Gilles Duceppe Laurier—Sainte-Marie, QC

Mr. Speaker, there are a few things we know. For instance, we know that the United States, through Ms. Rice, has said, “enough is enough”, and that it will move forward with or without the UN, with other countries that are willing.

Again, will the Prime Minister tell the U.S. clearly that we will never take part in such a coalition of the willing for the purpose of waging an illegitimate, illegal, and immoral war?

That is what I want an answer to.

Iraq
Oral Question Period

2:20 p.m.

Saint-Maurice
Québec

Liberal

Jean Chrétien Prime Minister

Mr. Speaker, resolution 1441 is the legal document that is currently before the Security Council. The inspectors are doing their work. Mr. Blix submitted a report last week and said the situation had improved.

We hope that diplomacy and the inspectors will continue to work. We, as Canadians, encourage everyone to respect the United Nations parameters, which have served the world so well until now.

Iraq
Oral Question Period

2:25 p.m.

Bloc

Francine Lalonde Mercier, QC

Mr. Speaker, on Friday the Minister of Foreign Affairs said that Canada would be making its own decision.

If the Canadian government wants to affirm its independence, is it prepared to tell our neighbour not to count on us as willing allies in an illegitimate war outside the framework of the United Nations?

Iraq
Oral Question Period

2:25 p.m.

Toronto Centre—Rosedale
Ontario

Liberal

Bill Graham Minister of Foreign Affairs

Mr. Speaker, I believe that the Prime Minister carried a message from Canada to Chicago last Thursday. He made it clear that not just Canada, but the United States and the world as a whole, are well served by remaining within the framework of resolution 1441, or in another words on the path chosen by the Security Council, which this government continues to support.

Iraq
Oral Question Period

2:25 p.m.

Bloc

Francine Lalonde Mercier, QC

Mr. Speaker, in reaction to the outpouring of public opinion in Italy, a spokesperson for the Italian government, which is very close to President Bush, has said that there is no longer any question of intervening in Iraq without the unequivocal support of the United Nations.

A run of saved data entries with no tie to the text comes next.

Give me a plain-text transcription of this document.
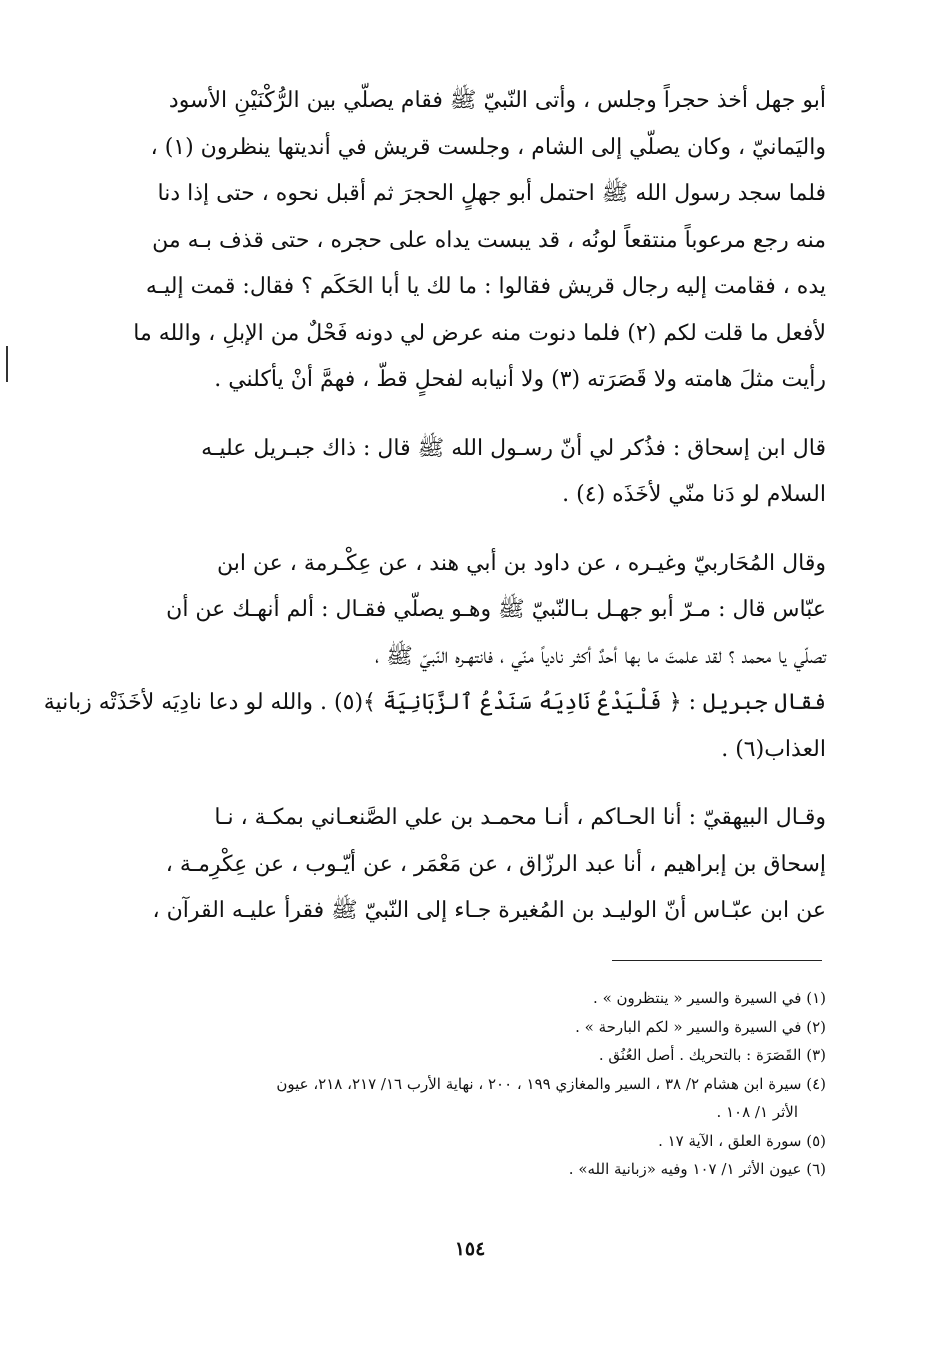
أبو جهل أخذ حجراً وجلس ، وأتى النّبيّ ﷺ فقام يصلّي بين الرُّكْنَيْنِ الأسود
واليَمانيّ ، وكان يصلّي إلى الشام ، وجلست قريش في أنديتها ينظرون (١) ،
فلما سجد رسول الله ﷺ احتمل أبو جهلٍ الحجرَ ثم أقبل نحوه ، حتى إذا دنا
منه رجع مرعوباً منتقعاً لونُه ، قد يبست يداه على حجره ، حتى قذف بـه من
يده ، فقامت إليه رجال قريش فقالوا : ما لك يا أبا الحَكَم ؟ فقال: قمت إليـه
لأفعل ما قلت لكم (٢) فلما دنوت منه عرض لي دونه فَحْلٌ من الإبلِ ، والله ما
رأيت مثلَ هامته ولا قَصَرَته (٣) ولا أنيابه لفحلٍ قطّ ، فهمَّ أنْ يأكلني .

قال ابن إسحاق : فذُكر لي أنّ رسـول الله ﷺ قال : ذاك جبـريل عليـه
السلام لو دَنا منّي لأخَذَه (٤) .

وقال المُحَاربيّ وغيـره ، عن داود بن أبي هند ، عن عِكْـرمة ، عن ابن
عبّاس قال : مـرّ أبو جهـل بـالنّبيّ ﷺ وهـو يصلّي فقـال : ألم أنهـك عن أن
تصلّي يا محمد ؟ لقد علمتَ ما بها أحدٌ أكثر نادياً منّي ، فانتهـره النّبيّ ﷺ ،
فقال جبريل : ﴿ فَلْيَدْعُ نَادِيَهُ سَنَدْعُ ٱلزَّبَانِيَةَ ﴾(٥) . والله لو دعا نادِيَه لأخَذَتْه زبانية
العذاب(٦) .

وقـال البيهقيّ : أنا الحـاكم ، أنـا محمـد بن علي الصَّنعـاني بمكـة ، نـا
إسحاق بن إبراهيم ، أنا عبد الرزّاق ، عن مَعْمَر ، عن أيّـوب ، عن عِكْرِمـة ،
عن ابن عبّـاس أنّ الوليـد بن المُغيرة جـاء إلى النّبيّ ﷺ فقرأ عليـه القرآن ،

(١) في السيرة والسير « ينتظرون » .
(٢) في السيرة والسير « لكم البارحة » .
(٣) القَصَرَة : بالتحريك . أصل العُنُق .
(٤) سيرة ابن هشام ٢/ ٣٨ ، السير والمغازي ١٩٩ ، ٢٠٠ ، نهاية الأرب ١٦/ ٢١٧، ٢١٨، عيون
الأثر ١/ ١٠٨ .
(٥) سورة العلق ، الآية ١٧ .
(٦) عيون الأثر ١/ ١٠٧ وفيه «زبانية الله» .
١٥٤
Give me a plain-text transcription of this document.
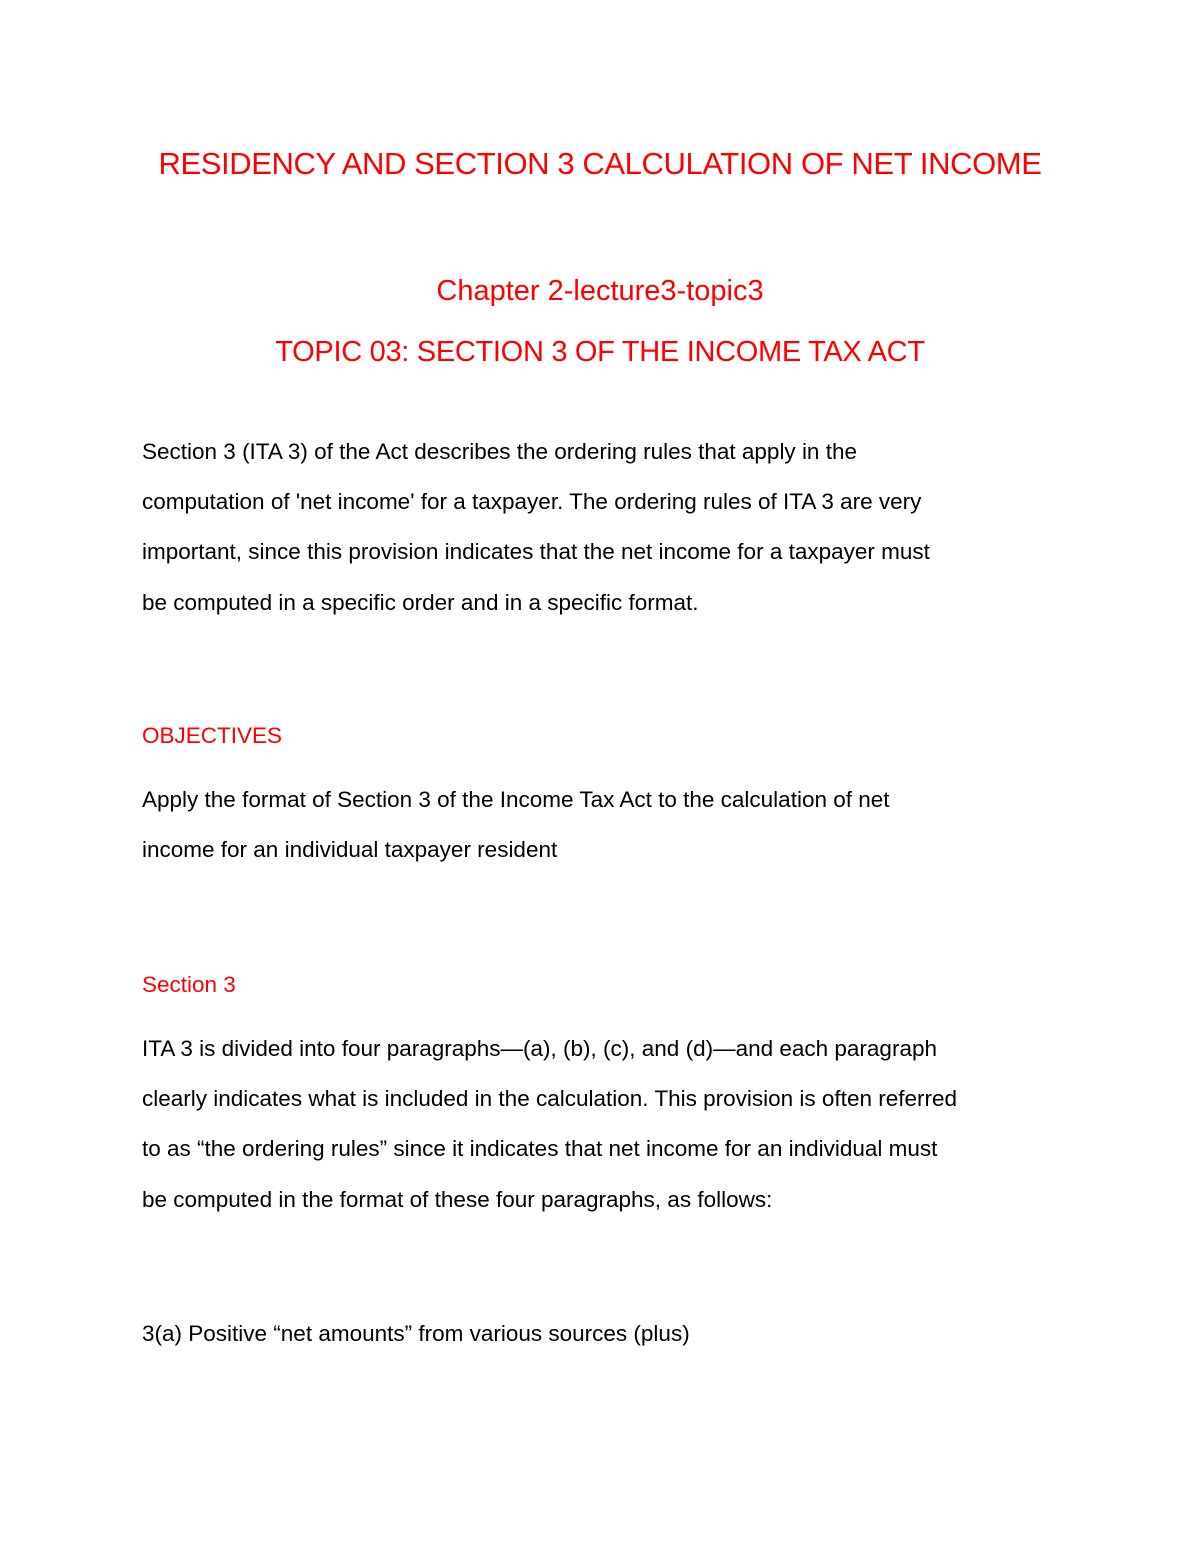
RESIDENCY AND SECTION 3 CALCULATION OF NET INCOME
Chapter 2-lecture3-topic3
TOPIC 03: SECTION 3 OF THE INCOME TAX ACT

Section 3 (ITA 3) of the Act describes the ordering rules that apply in the
computation of 'net income' for a taxpayer. The ordering rules of ITA 3 are very
important, since this provision indicates that the net income for a taxpayer must
be computed in a specific order and in a specific format.

OBJECTIVES

Apply the format of Section 3 of the Income Tax Act to the calculation of net
income for an individual taxpayer resident

Section 3

ITA 3 is divided into four paragraphs—(a), (b), (c), and (d)—and each paragraph
clearly indicates what is included in the calculation. This provision is often referred
to as “the ordering rules” since it indicates that net income for an individual must
be computed in the format of these four paragraphs, as follows:

3(a) Positive “net amounts” from various sources (plus)
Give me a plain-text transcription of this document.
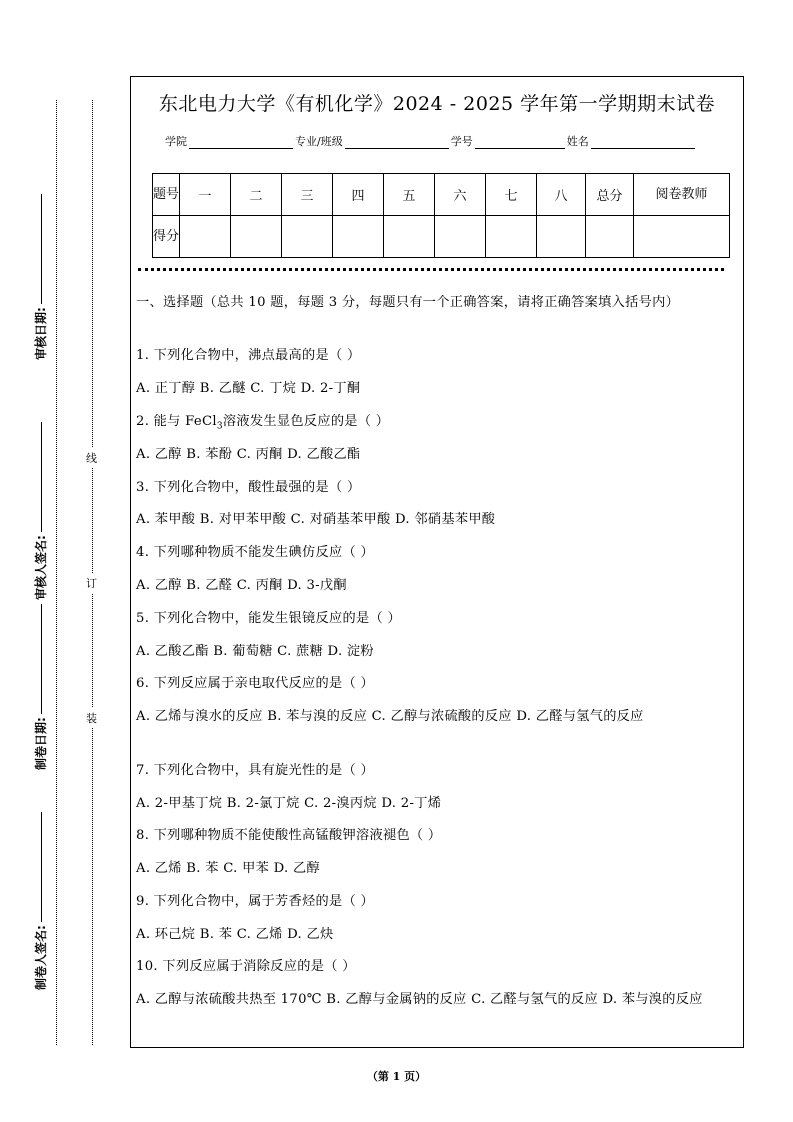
审核日期:
审核人签名:
制卷日期:
制卷人签名:
线
订
装
东北电力大学《有机化学》2024 - 2025 学年第一学期期末试卷
学院	专业/班级	学号	姓名
题号	一	二	三	四	五	六	七	八	总分	阅卷教师
得分										
一、选择题（总共 10 题，每题 3 分，每题只有一个正确答案，请将正确答案填入括号内）
1. 下列化合物中，沸点最高的是（ ）
A. 正丁醇 B. 乙醚 C. 丁烷 D. 2-丁酮
2. 能与 FeCl$_3$溶液发生显色反应的是（ ）
A. 乙醇 B. 苯酚 C. 丙酮 D. 乙酸乙酯
3. 下列化合物中，酸性最强的是（ ）
A. 苯甲酸 B. 对甲苯甲酸 C. 对硝基苯甲酸 D. 邻硝基苯甲酸
4. 下列哪种物质不能发生碘仿反应（ ）
A. 乙醇 B. 乙醛 C. 丙酮 D. 3-戊酮
5. 下列化合物中，能发生银镜反应的是（ ）
A. 乙酸乙酯 B. 葡萄糖 C. 蔗糖 D. 淀粉
6. 下列反应属于亲电取代反应的是（ ）
A. 乙烯与溴水的反应 B. 苯与溴的反应 C. 乙醇与浓硫酸的反应 D. 乙醛与氢气的反应
7. 下列化合物中，具有旋光性的是（ ）
A. 2-甲基丁烷 B. 2-氯丁烷 C. 2-溴丙烷 D. 2-丁烯
8. 下列哪种物质不能使酸性高锰酸钾溶液褪色（ ）
A. 乙烯 B. 苯 C. 甲苯 D. 乙醇
9. 下列化合物中，属于芳香烃的是（ ）
A. 环己烷 B. 苯 C. 乙烯 D. 乙炔
10. 下列反应属于消除反应的是（ ）
A. 乙醇与浓硫酸共热至 170℃ B. 乙醇与金属钠的反应 C. 乙醛与氢气的反应 D. 苯与溴的反应
（第 1 页）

Is Canada going to take a clear stand on Iraq instead of trying to keep all doors open? The responses given so far leave all the doors still open. Is the government not making itself an object of international ridicule and weakening its influence?

Iraq
Oral Question Period

2:25 p.m.

Toronto Centre—Rosedale
Ontario

Liberal

Bill Graham Minister of Foreign Affairs

Mr. Speaker, in examining the facts, it is very much my impression that the Prime Minister of Italy is the one coming around to our Prime Minister's position, and not the opposite.

This is the outcome of this government's untiring efforts, which have consistently promoted one approach since the beginning of this crisis.

Iraq
Oral Question Period

2:25 p.m.

NDP

Bill Blaikie Winnipeg—Transcona, MB

Mr. Speaker, my question is for the Prime Minister.

The Prime Minister now has the benefit of the Blix report. He has the benefit of hearing from millions of Canadians and people all around the world standing for peace on Saturday.

I wonder if the Prime Minister could finally tell the House what exactly is the Canadian position. Will the Prime Minister tell the House today that Canada will not support a UN sponsored resolution authorizing a war on Iraq?